Women expect higher inflation than men, driven by food costs: ECB study
FRANKFURT – Women expect higher inflation then men and their outlook is primarily driven by food costs, a European Central Bank study found on Wednesday, a potential concern for policymakers as the rise in food prices is in double digit territory and increasing.
With inflation at a record high across the euro zone, the ECB has been raising interest rates quickly on concerns that it gets embedded in expectations, perpetuating rapid price growth in a hard-to-break cycle that could force it to tighten policy even more.
These fears appear to be substantiated by the study which showed that perception of food inflation matters the most and women tended to adjust their expectations disproportionately.
“A one-percentage-point increase in perceived food inflation will raise women’s short-term — one-year ahead — inflation expectations by 0.40 percentage points,” the study, published as an ECB blog post, showed.

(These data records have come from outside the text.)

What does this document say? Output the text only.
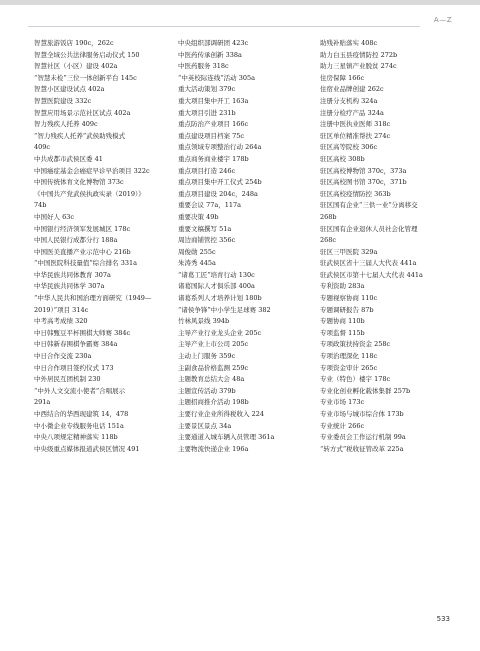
A—Z

智慧旅游饭店 190c，262c

智慧全域公共法律服务启动仪式 150

智慧社区（小区）建设 402a

“智慧未检”三位一体创新平台 145c

智慧小区建设试点 402a

智慧医院建设 332c

智慧应用场景示范社区试点 402a

智力残疾人托养 409c

“智力残疾人托养”武侯助残模式

409c

中共成都市武侯区委 41

中国癌症基金会癌症早诊早治项目 322c

中国传统体育文化博物馆 373c

《中国共产党武侯执政实录（2019）》

74b

中国好人 63c

中国银行经济领军发展城区 178c

中国人民银行成都分行 188a

中国医美直播产业示范中心 216b

“中国医院科技量值”综合排名 331a

中华民族共同体教育 307a

中华民族共同体学 307a

“中华人民共和国治理方面研究（1949—

2019）”项目 314c

中考高考成绩 320

中日韩甄豆平杯围棋大师赛 384c

中日韩新春围棋争霸赛 384a

中日合作交流 230a

中日合作项目签约仪式 173

中外居民互团机制 230

“中外人文交流小使者”合唱展示

291a

中西结合的华西现建筑 14，478

中小微企业专线服务电话 151a

中央八项规定精神落实 118b

中央级重点媒体报道武侯区情况 491

中央组织部调研团 423c

中医药传承创新 338a

中医药服务 318c

“中英校际连线”活动 305a

重大活动策划 379c

重大项目集中开工 163a

重大项目引进 231b

重点防治产业项目 166c

重点建设项目档案 75c

重点领域专项整治行动 264a

重点商务商业楼宇 178b

重点项目打造 246c

重点项目集中开工仪式 254b

重点项目建设 204c，248a

重要会议 77a，117a

重要决策 49b

重要文稿撰写 51a

周边商铺管控 356c

周俊勋 255c

朱涛秀 445a

“诸葛工匠”培育行动 130c

诸葛国际人才俱乐部 400a

诸葛系列人才培养计划 180b

“诸侯争锋”中小学生足球赛 382

竹林风景线 394b

主导产业行业龙头企业 205c

主导产业上市公司 205c

主动上门服务 359c

主副食品价格监测 259c

主题教育总结大会 48a

主题宣传活动 379b

主题招商推介活动 198b

主要行业企业所得税收入 224

主要景区景点 34a

主要通道入城车辆入员管理 361a

主要物流快递企业 196a

助残补贴落实 408c

助力白玉县疫情防控 272b

助力三星镇产业脱贫 274c

住房保障 166c

住宿业品牌创建 262c

注册分支机构 324a

注册分检疗产品 324a

注册中医执业医师 318c

驻区单位精准帮扶 274c

驻区高等院校 306c

驻区高校 308b

驻区高校博物馆 370c，373a

驻区高校图书馆 370c，371b

驻区高校疫情防控 363b

驻区国有企业“三供一业”分离移交

268b

驻区国有企业退休人员社会化管理

268c

驻区三甲医院 329a

驻武侯区省十三届人大代表 441a

驻武侯区市第十七届人大代表 441a

专利资助 283a

专题视察协商 110c

专题调研报告 87b

专题协商 110b

专项监督 115b

专项政策扶持资金 258c

专项治理深化 118c

专项资金审计 265c

专业（特色）楼宇 178c

专业化创业孵化载体集群 257b

专业市场 173c

专业市场与城市综合体 173b

专业统计 266c

专业委员会工作运行机制 99a

“转方式”税收征管改革 225a

533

“By contrast, the impact on men’s expectations is 0.26 percentage points,” the study said. “In reality, the share of food, beverages and tobacco in the price index is actually only 21 percent.”
Food price inflation was more than 10 percent in August compared to levels below 2 percent a year ago and was the biggest driver of overall inflation on a monthly basis.
Headline inflation could peak around 10 percent near the turn of the year and the ECB is trying to bring it down to 2 percent but its projections show price growth still above this target in 2024, justifying rate hikes at every remaining policy meeting this year.
The gap in expectations between the genders is so big that women see overall inflation a full percentage point higher as they tend to place more emphasis on perceived inflation.
This gap is particularly wide in the 34 to 49 age group and does not appear to exist below the age of 34, indicating that this is a target group the ECB needs to address in its communication, the study argued.